Por Arthur Gadelha*
Ao fim de uma semana bem menos congelante do que eu imaginava na Serra Gaúcha, imerso na programação do 53º Festival de Cinema de Gramado, eu me deparei com um pensamento permeado de conflitos: parecia que eu já tinha assistido boa parte daqueles filmes antes, sob outras imagens, sons e histórias, mas agora vestidos numa roupa de hoje. De longe, podia até parecer um olhar sobre um cinema brasileiro que tem pavor de parecer alienígena, mas não passava de uma investigação do que eles escondiam à olhos nus.
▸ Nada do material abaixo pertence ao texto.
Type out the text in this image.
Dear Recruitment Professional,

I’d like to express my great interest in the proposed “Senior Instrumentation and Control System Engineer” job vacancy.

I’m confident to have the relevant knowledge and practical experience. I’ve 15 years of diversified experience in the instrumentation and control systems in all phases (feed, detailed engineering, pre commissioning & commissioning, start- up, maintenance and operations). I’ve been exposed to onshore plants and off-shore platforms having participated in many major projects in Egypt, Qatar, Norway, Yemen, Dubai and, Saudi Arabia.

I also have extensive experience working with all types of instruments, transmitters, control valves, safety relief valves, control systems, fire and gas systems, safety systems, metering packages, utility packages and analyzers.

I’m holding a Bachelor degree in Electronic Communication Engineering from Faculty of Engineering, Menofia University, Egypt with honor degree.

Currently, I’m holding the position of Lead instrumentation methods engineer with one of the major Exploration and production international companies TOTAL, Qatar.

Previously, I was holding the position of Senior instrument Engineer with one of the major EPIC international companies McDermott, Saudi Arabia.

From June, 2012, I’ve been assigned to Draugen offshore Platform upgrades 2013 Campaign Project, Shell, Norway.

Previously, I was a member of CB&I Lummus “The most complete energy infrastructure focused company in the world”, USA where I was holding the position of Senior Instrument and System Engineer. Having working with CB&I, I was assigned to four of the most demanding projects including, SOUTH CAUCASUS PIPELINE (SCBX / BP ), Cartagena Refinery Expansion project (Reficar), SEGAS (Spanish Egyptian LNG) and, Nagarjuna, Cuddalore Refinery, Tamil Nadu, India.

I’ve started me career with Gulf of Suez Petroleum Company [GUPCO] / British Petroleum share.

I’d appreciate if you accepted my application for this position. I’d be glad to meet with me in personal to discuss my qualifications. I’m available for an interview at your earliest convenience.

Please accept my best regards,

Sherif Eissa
Se você olhar para “A Natureza das Coisas Invisíveis” (DF), de Rafaela Camelo, ou “Nó” (PR), de Laís Melo, por exemplo, há ali códigos de um cinema que já foi amplamente discutido no circuito comercial e nos festivais: o cansadamente referenciado “terreno dos afetos” entre personagens destinados a mudarem a vida um do outro, a melancolia da morte, o peso de estar vivo, o recorrente drama de reencontros, o áspero mundo do trabalho, o pavor da solidão e a sociedade encastelada.
Quando Aline Marta Maia ou Patrícia Saravy entram em cena, porém, parece impossível não ser atraído por uma sensação completamente nova – a dor, a saudade, o cansaço… todas essas sensações que já vimos em personagens à beira do limite, de repente, transformam-se numa coisa nova sob a gravidade que essas atrizes têm quando tomam a tela.
Saravy protagoniza o filme paranaense, sempre carregada de angústia e exaustão, e Aline sequestra toda a atenção mesmo estando num papel coadjuvante no brasiliense. Ambos os filmes ganham uma camada muito viva quando também abraçam a transgeneridade de um jeito muito longe de ser apenas um “tema” ou “conflito” a ser encarado – pelo contrário, entrelaçando na narrativa para que, naturalmente, faça parte do mundo.
Ainda nos primeiros segundos de “O Mapa Em Que Estão Meus Pés” (AL), filme de Luciano Pedro Jr vencedor do Prêmio da Crítica de Curta, me peguei fugindo no mesmo pensamento: quantos “filmes-carta” já assistimos? Ou no recorte estético: quantos filmes de “arquivos encontrados”, quantos que buscam ressignificar memórias alheias para construir outro presente? Me parece impossível não ir parar em “Supermemórias”, filme inebriante do Danilo Carvalho que também reúne gravações em formato Super-8 de diferentes autorias para criar um significado sensorial.
Mas o jeito que o texto desliza sobre aquelas imagens, narrando uma espécie de retorno predestinado de um alguém tão apaixonado, me levou a um lugar novo. Eu estava chorando, de repente, pela saudade de alguém que não chegamos sequer a ver.
“Samba Infinito” (RJ), de Leonardo Martinelli e “Na Volta Eu Te Encontro” (BA), de Urânia Munzanzu, mergulham na magia e no segredo das festas de rua; “Aconteceu a Luz da Lua” (RS), de Crystom Afronário, “Quando Eu For Grande” (PR), de Mano Cappu, e “Réquiem Para Moïse” (RJ), de Caio Barretto Briso e Susanna Lira, olham de perto o comportamento racista de uma sociedade cínica – de longe, parece que já vimos e ouvimos todas essas histórias, mas de perto, somos convidados a nos deparar com um país de hoje.
Claro que essa sensação também pode ser negativa, como em “Cinco Tipos de Medo” (MT), de Bruno Bini, atolado num déjà vu de tantas ações policiais televisivas sem o menor trato numa briga de “polícia e ladrão” e que, mesmo assim, venceu o prêmio de Melhor Filme pelo júri oficial. O 53º Festival de Cinema de Gramado, porém, foi grande o suficiente para me fazer deixá-lo com boas memórias, histórias e descobertas de um Brasil que, mesmo vestido de um jeito tão familiar, descobri nunca ter visto antes.
*Arthur Gadelha integrou o Júri da Crítica do 53º Festival de Cinema de Gramado, composto em parceria entre a Abraccine e a Associação de Críticos de Cinema do Rio Grande do Sul (Accirs).